Williams calls for federal funds to help address flooded basement apartments

Remnants of Tropical Storm Ida in the Queens borough of New York
NYPD police tape hangs outside a residence, where three people, including a 2- year-old boy, were pronounced dead at the scene after being trapped in the basement of an apartment from floodwaters according to local media reports, after the remnants of Tropical Storm Ida brought drenching rain and flash floods in the Woodside section of the Queens borough of New York, U.S., Sept. 2, 2021.
REUTERS/Shannon Stapleton

Ahead of a visit by President Joe Biden, Public Advocate Jumaane D. Williams on Tuesday called for federal funds to help address flooded basement apartments after meeting with flood victims.

“As I spoke to New Yorkers again today who were devastated by last week’s flooding — still grieving, still reeling from the scope of the damage — it was clear that while this disaster was natural, the reasons for much of the devastation it wrought were systemic, exacerbated by a failure to adapt our infrastructure or policies to the realities of both the climate crisis and the housing crisis,” said the son of Grenadian immigrants.

“So much of the loss our city saw last week, losses that many New Yorkers will feel for months and years to come, was suffered in basement apartment,” he added. “Basement units are a critical component of meeting the need for housing stock in our city, but it is just as critical that government acts quickly to legalize, regulate and protect these units and the countless tenants who call them home — including with proper warnings in times of crisis.”
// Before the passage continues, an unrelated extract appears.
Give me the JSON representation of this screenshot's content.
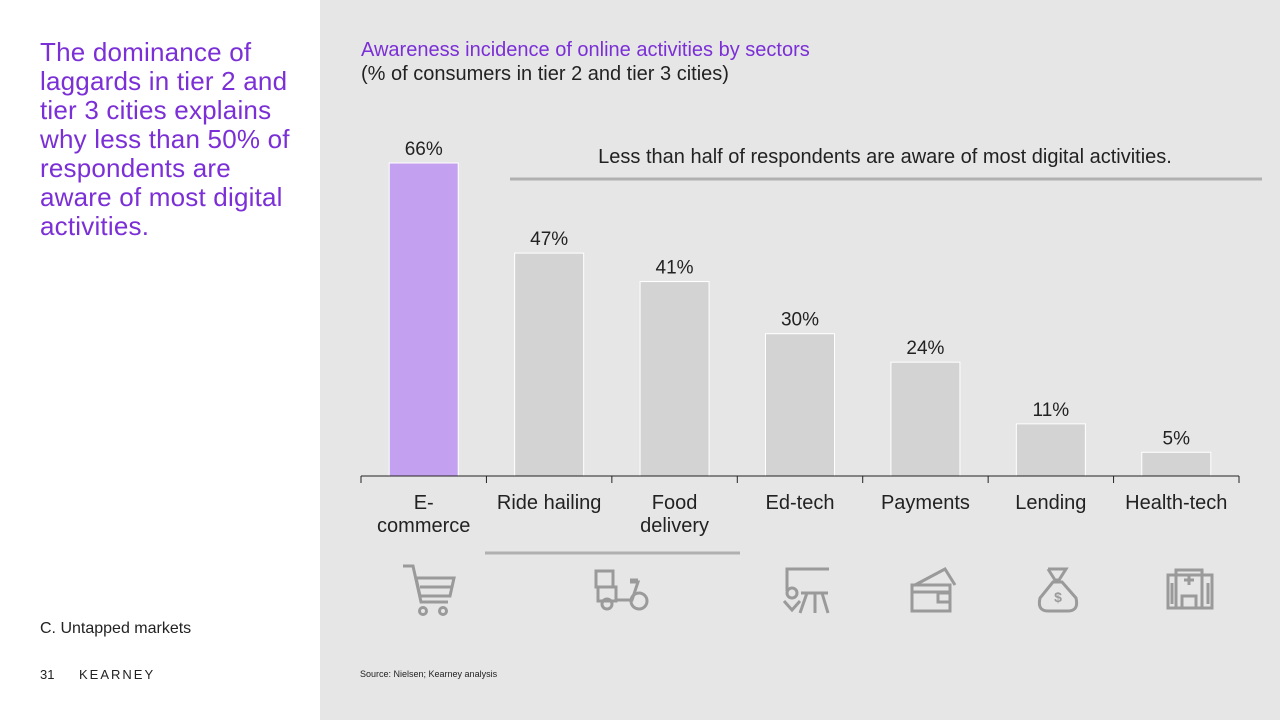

Williams said Mayor Bill de Blasio’s announcement that he will not further penalize homeowners and their basement tenants with fines at this time is “an essential preliminary step, and I appreciate his receptiveness to that need.”

The public advocate said he was also grateful that President Biden has issued a major disaster declaration and is providing the aid that designation entails.

“Right now, the focus is rightly on recovery,” he said. “But, in the immediate future, we need to direct attention and resources toward prevention, toward upgrading our infrastructure and protecting our neighbors and our homes.

“With the federal government allocating additional resources to our city and state in disaster response, it is crucial that funds be distributed to homeowners in order to legalize their basement units while maintaining lower rents for tenants who have already lost so much,” Williams added.